Loading Images from Disk

image_dataset_from_directory reads images organized into class-named subdirectories. It handles resizing, batching, and optional validation split.

from tensorflow import keras

# Directory structure:
# data/train/cats/  ← images
# data/train/dogs/  ← images

train_ds = keras.utils.image_dataset_from_directory(
    'data/train/',
    image_size=(224, 224),
    batch_size=32,
    label_mode='int',    # integer labels; use 'categorical' for one-hot
    seed=42,
    validation_split=0.2,
    subset='training',
)

val_ds = keras.utils.image_dataset_from_directory(
    'data/train/',
    image_size=(224, 224),
    batch_size=32,
    label_mode='int',
    seed=42,
    validation_split=0.2,
    subset='validation',
)

# Add AUTOTUNE prefetch
train_ds = train_ds.prefetch(tf.data.AUTOTUNE)
val_ds = val_ds.prefetch(tf.data.AUTOTUNE)

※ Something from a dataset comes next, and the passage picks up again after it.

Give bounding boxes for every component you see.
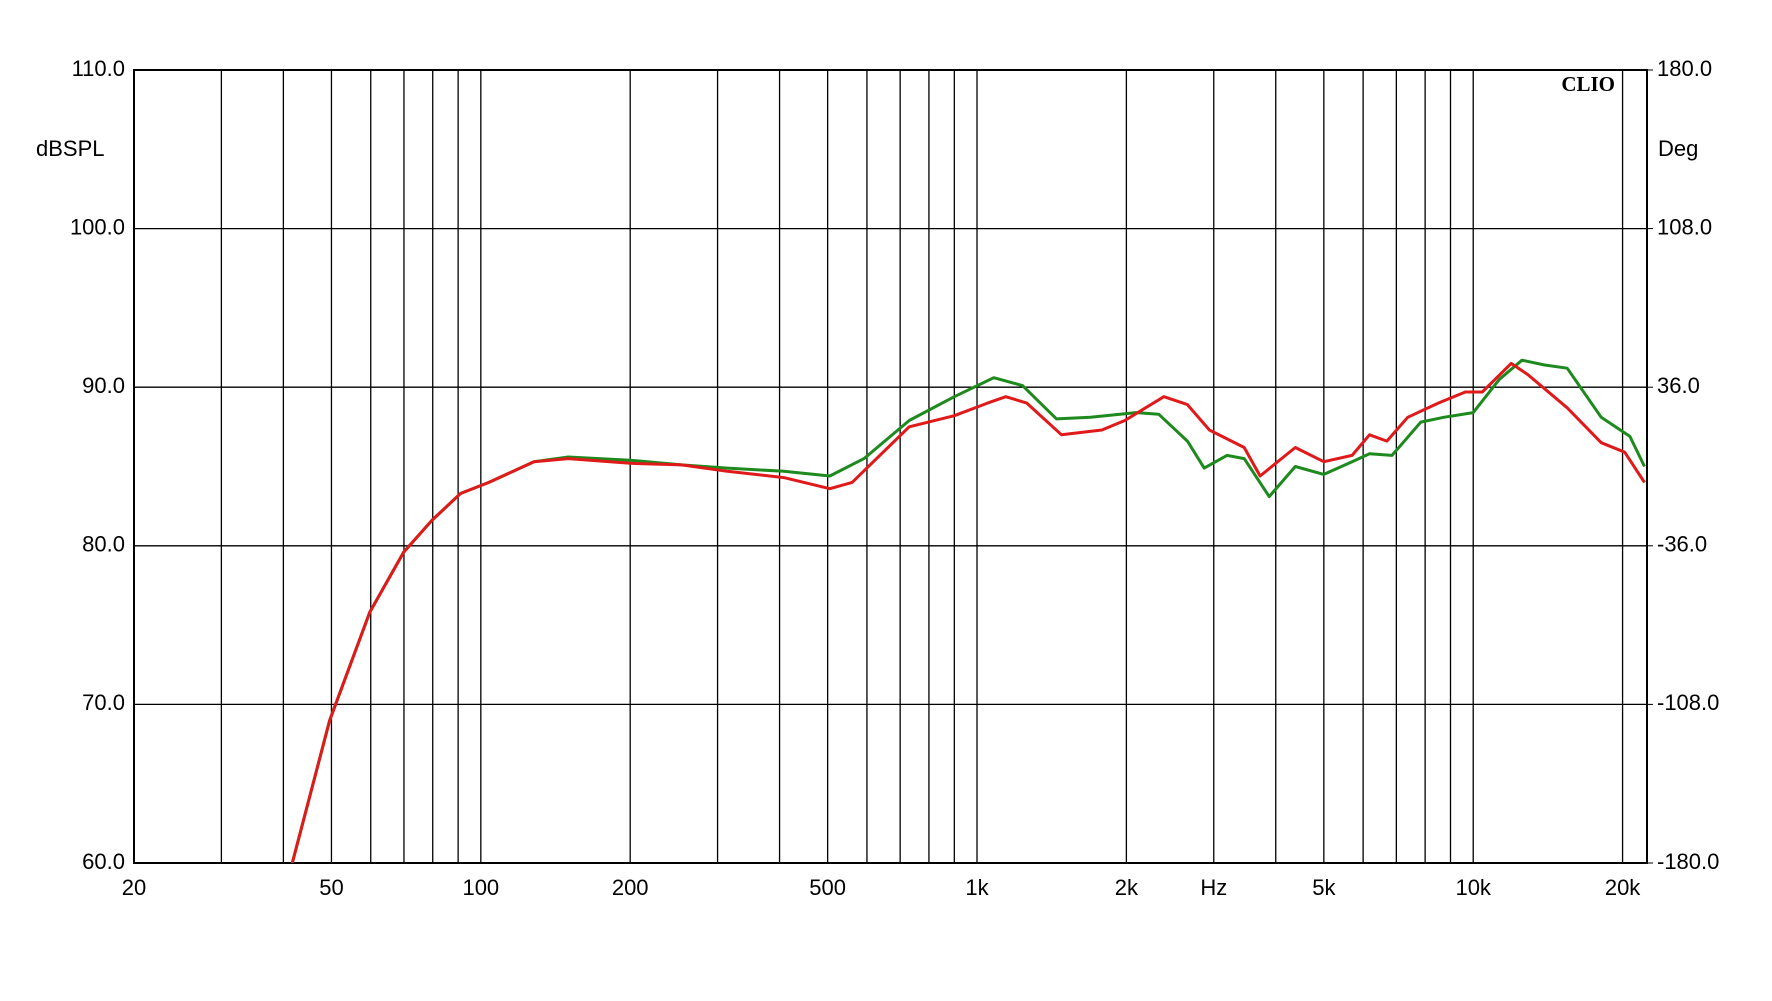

map — Apply Transformations

Use .map() to apply any preprocessing function element-wise. Run it before .batch() to work on individual samples, or after to work on full batches.

import tensorflow as tf

def normalize(image, label):
    image = tf.cast(image, tf.float32) / 255.0
    return image, label

def augment(image, label):
    image = tf.image.random_flip_left_right(image)
    image = tf.image.random_brightness(image, max_delta=0.1)
    return image, label

train_ds = (
    tf.data.Dataset.from_tensor_slices((image_paths, labels))
    .map(load_image, num_parallel_calls=tf.data.AUTOTUNE)
    .map(normalize, num_parallel_calls=tf.data.AUTOTUNE)
    .map(augment, num_parallel_calls=tf.data.AUTOTUNE)
    .shuffle(500)
    .batch(32)
    .prefetch(tf.data.AUTOTUNE)
)

cache — Speed Up Repeated Epochs

.cache() stores the dataset in memory (or on disk) after the first epoch. Without it, disk reads happen every epoch. Place it after expensive operations but before shuffling.

import tensorflow as tf

train_ds = (
    tf.data.Dataset.from_tensor_slices((X_train, y_train))
    .map(preprocess, num_parallel_calls=tf.data.AUTOTUNE)
    .cache()                  # cache after preprocessing — only done once
    .shuffle(1000)
    .batch(32)
    .prefetch(tf.data.AUTOTUNE)
)

Tip

Quick decision guide:

  • Structured/tabular data → Sequential with Dense layers, Adam optimizer, start simple
  • Image classification → CNN or pretrained MobileNetV2/EfficientNet with transfer learning
  • Sequence/time series → LSTM or 1D Conv; normalize inputs to zero mean, unit variance
  • NLP → Embedding layer + LSTM, or use a pretrained HuggingFace transformer
  • Any training plateaus → check learning rate first, then regularization, then architecture

Warning

  • Always call model.compile() after changing layer.trainable during fine-tuning — Keras needs to recompute the gradient graph.
  • validation_split takes the last fraction of your data in order. For time series this leaks future data. Use validation_data with an explicit split instead.
  • model.predict() returns NumPy arrays; model(x, training=False) returns a tensor. For inference pipelines, prefer predict().
  • The .keras format is the recommended save format in TF2.x. The older .h5 format has limitations with custom objects.